Just a week before the presidential election, thousands of Americans made their way inland, away from the perilous Atlantic coast, to seek shelter from the storm. Both U.S. President Barack Obama and Mitt Romney suspended their campaigns.

The U.S. Coast Guard was searching for two crew members of the HMS Bounty, a three-masted tall ship that appeared in two Hollywood movies, after the vessel sank in stormy waters off North Carolina. Fourteen were rescued.

In Delaware, the popular vacation destination of Rehoboth Beach was underwater and buildings were in ruins. The situation was similarly grim in Ocean City, Md., where the town’s fishing pier had been destroyed and the streets were filling up with seawater.

Even the normally peaceful, burbling brooks of Rock Creek and Sligo Creek in D.C.’s Maryland suburbs were furious torrents of white water.

“The days ahead are going to be very difficult,” Maryland Gov. Martin O’Malley said. “There will be people who die and are killed in this storm.”

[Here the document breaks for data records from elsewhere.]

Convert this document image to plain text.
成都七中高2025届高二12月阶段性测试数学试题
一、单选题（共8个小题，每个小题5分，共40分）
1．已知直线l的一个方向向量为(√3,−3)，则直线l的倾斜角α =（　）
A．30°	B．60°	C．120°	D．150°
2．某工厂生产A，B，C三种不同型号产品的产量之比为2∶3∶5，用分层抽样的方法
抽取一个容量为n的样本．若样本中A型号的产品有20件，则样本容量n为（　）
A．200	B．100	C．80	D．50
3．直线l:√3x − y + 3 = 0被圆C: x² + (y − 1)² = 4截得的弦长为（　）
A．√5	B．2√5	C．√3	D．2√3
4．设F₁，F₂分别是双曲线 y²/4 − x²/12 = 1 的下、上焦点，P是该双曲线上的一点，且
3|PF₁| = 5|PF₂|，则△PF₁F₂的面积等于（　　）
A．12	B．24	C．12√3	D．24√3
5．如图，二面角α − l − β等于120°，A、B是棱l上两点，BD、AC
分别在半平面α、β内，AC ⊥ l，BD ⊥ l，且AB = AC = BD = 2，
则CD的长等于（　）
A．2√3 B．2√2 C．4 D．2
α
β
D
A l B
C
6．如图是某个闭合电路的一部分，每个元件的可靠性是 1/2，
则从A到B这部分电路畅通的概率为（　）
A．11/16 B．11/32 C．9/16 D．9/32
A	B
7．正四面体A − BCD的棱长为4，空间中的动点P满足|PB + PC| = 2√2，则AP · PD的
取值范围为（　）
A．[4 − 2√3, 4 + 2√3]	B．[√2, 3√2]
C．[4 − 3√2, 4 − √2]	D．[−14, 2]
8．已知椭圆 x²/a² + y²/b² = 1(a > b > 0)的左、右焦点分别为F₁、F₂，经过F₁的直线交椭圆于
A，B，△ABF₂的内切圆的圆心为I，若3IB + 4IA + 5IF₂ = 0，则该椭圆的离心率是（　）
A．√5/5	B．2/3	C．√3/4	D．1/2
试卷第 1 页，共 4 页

Gov. Daniel Malloy of Connecticut had a similarly bleak message: “Stay home. Let me repeat that: Stay home…. This is the most catastrophic event that we have faced and been able to plan for in any of our lifetimes.”

Sandy was already a monumental storm system when it picked up speed on Monday morning, resulting in sustained winds as powerful as 140 km/h.

The eye of the storm was expected to hit the New Jersey or Delaware shore later Monday, even though their coastal regions had already been devastated by the storm surge and fierce winds that preceded the heart of the tempest.

Once ashore, Sandy is expected to collide with two other weather systems — a massive cold front to the west and an Arctic mass heading south from Greenland — to create what’s known by meteorologists as a “perfect storm.”

Officials cautioned that New York City and Long Island were on track to feel the brunt of the monster.

They warned of a storm surge higher than three metres with the potential to swamp lower Manhattan, flood the city’s subway tunnels and paralyze an underground network of communication and electrical cables that service the world’s financial nerve centre.

Some 375,000 people live in lower Manhattan and other low-lying areas of New York City; despite orders to evacuate what’s known as “Zone A” on Sunday, thousands remained.

Mayor Michael Bloomberg urged those holdouts to get out immediately on Monday afternoon.

“If you are still in Zone A and can find a way to leave, leave immediately,” he said. “Conditions are deteriorating very rapidly and the window for you getting out safely is closing.”

Snow also posed a threat to the area. As much as a metre of heavy, wet snow was forecast for West Virginia. Pennsylvania and Ohio were also expected to get some snow.

Monday’s full moon was also expected to cause even greater flooding since tides will be at their highest.